With a goal that's that vague, almost anything the IMF would have done
would have satisfied it. It was a far cry from the show's earlier days
when the assignments had clear, specific goals (get a political
prisoner out of jail, destroy an enemy nation's secret formula, steal
an enemy nation's dangerous weapon, depose the evil dictator/mercenary
gunrunner/enemy spy, etc.)
The element of this episode that most foreshadows the series' "lost
year" -- the fifth season with Ms. Warren as a completely unbelievable
member of the IMF -- is the appearance of folk singer Lynn Kellogg as,
um, a folk singer. As author Patrick White points out in "The Mission:
Impossible Dossier," she was a completely extraneous character here.
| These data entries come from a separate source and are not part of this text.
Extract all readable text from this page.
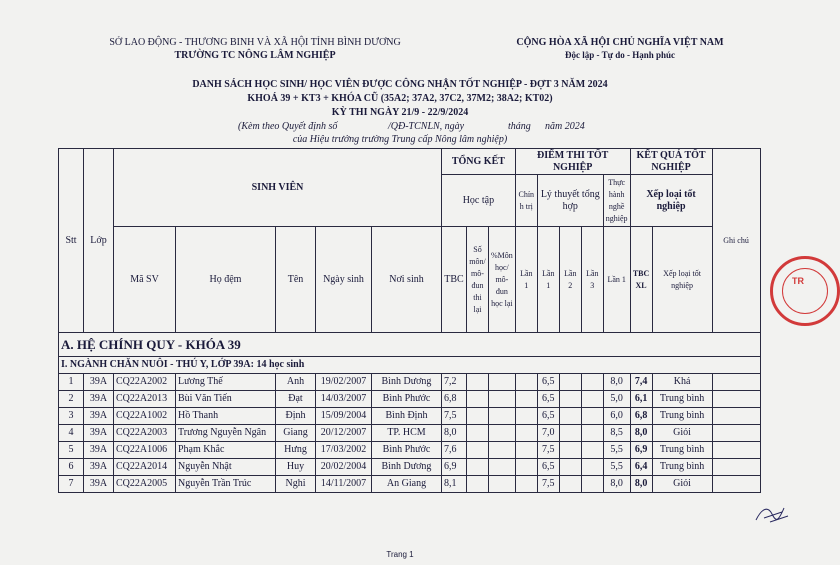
SỞ LAO ĐỘNG - THƯƠNG BINH VÀ XÃ HỘI TỈNH BÌNH DƯƠNG
TRƯỜNG TC NÔNG LÂM NGHIỆP
CỘNG HÒA XÃ HỘI CHỦ NGHĨA VIỆT NAM
Độc lập - Tự do - Hạnh phúc
DANH SÁCH HỌC SINH/ HỌC VIÊN ĐƯỢC CÔNG NHẬN TỐT NGHIỆP - ĐỢT 3 NĂM 2024
KHOÁ 39 + KT3 + KHÓA CŨ (35A2; 37A2, 37C2, 37M2; 38A2; KT02)
KỲ THI NGÀY 21/9 - 22/9/2024
(Kèm theo Quyết định số	/QĐ-TCNLN, ngày	tháng năm 2024
của Hiệu trưởng trường Trung cấp Nông lâm nghiệp)
Stt	Lớp	SINH VIÊN					TỔNG KẾT			ĐIỂM THI TỐT NGHIỆP					KẾT QUẢ TỐT NGHIỆP		Ghi chú
							Học tập			Chín h trị	Lý thuyết tổng hợp			Thực hành nghề nghiệp	Xếp loại tốt nghiệp		
		Mã SV	Họ đệm	Tên	Ngày sinh	Nơi sinh	TBC	Số môn/ mô-đun thi lại	%Môn học/ mô-đun học lại	Lần 1	Lần 1	Lần 2	Lần 3	Lần 1	TBC XL	Xếp loại tốt nghiệp	
A. HỆ CHÍNH QUY - KHÓA 39																	
I. NGÀNH CHĂN NUÔI - THÚ Y, LỚP 39A: 14 học sinh																	
1	39A	CQ22A2002	Lương Thế	Anh	19/02/2007	Bình Dương	7,2				6,5			8,0	7,4	Khá	
2	39A	CQ22A2013	Bùi Văn Tiến	Đạt	14/03/2007	Bình Phước	6,8				6,5			5,0	6,1	Trung bình	
3	39A	CQ22A1002	Hồ Thanh	Định	15/09/2004	Bình Định	7,5				6,5			6,0	6,8	Trung bình	
4	39A	CQ22A2003	Trương Nguyễn Ngân	Giang	20/12/2007	TP. HCM	8,0				7,0			8,5	8,0	Giỏi	
5	39A	CQ22A1006	Phạm Khắc	Hưng	17/03/2002	Bình Phước	7,6				7,5			5,5	6,9	Trung bình	
6	39A	CQ22A2014	Nguyễn Nhật	Huy	20/02/2004	Bình Dương	6,9				6,5			5,5	6,4	Trung bình	
7	39A	CQ22A2005	Nguyễn Trần Trúc	Nghi	14/11/2007	An Giang	8,1				7,5			8,0	8,0	Giỏi	
TR
Trang 1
She did get to sing "The Times They are A-Changin,'" though, to scenes
of students running through the streets, while in cutaways, actor John
Larch, as the IMF's opponent, Premier Rojek, looks befuddled -- but the
reasons for this, or exactly what the IMF accomplished, were never made
very clear. But then, when the mission is "whatever," anything could be
pointed to as its "success." The problems with this episode are
emblematic of the problems during much of the following season. Warren,
who unlike Nimoy in this episode really did look about 25 -- was
contrasted against four men each of whom looked old enough to have been
her father. In her miniskirts and bell bottom jeans, surrounded by a
bunch of guys in suits, she always looked like she had wandered in from
the wrong set.
In one or two appearances, such a character might have been used
without too much harm -- as were Kellogg and Alexandra Hay during
Season 4's rotating bevy of female agents -- but as a regular, Warren
completely destroyed the credibility of the show whenever she was in
the shot. Hence, "The Martyr," with its "youth" theme and meaningless
assignment for the team, was not only a poor show in itself, but a bad
omen of things to come.
Still, the episode did have one redeeming scene -- Jim Phelps plans to
be captured, and knows that he will be interrogated with drugs, and so
has been given a post-hypnotic suggestion only to respond to prompts
from Barney via a receiver hidden in Phelps' ear. Then Barney has
himself arrested (as another "student" agitator, looking like he's
about 35), and is put in a jail cell that's close enough to where
Phelps is being held to give Phelps instructions, using a transmitter
hidden in a book. The guard, however, takes pity on Barney and serves
him a good meal, which Barney ignores because he's there for other
reasons, of course. When the guard returns, Barney quickly has to cut
off his transmissions to Phelps. The guard berates him for not having
eaten -- "That's good food. Prisoners don't usually get such good food"
-- and Barney (who of course is itching to get rid of the guy so he can
go back to transmitting) must rebuff his attempts at kindness -- "Look,
I've still got two days left on a hunger strike I started six months
ago." It's an amusing scene that plays up the "generation gap" angle
better than anything that was actually pertinent to the main plot --
the one memorable moment in an otherwise less-than-compelling story.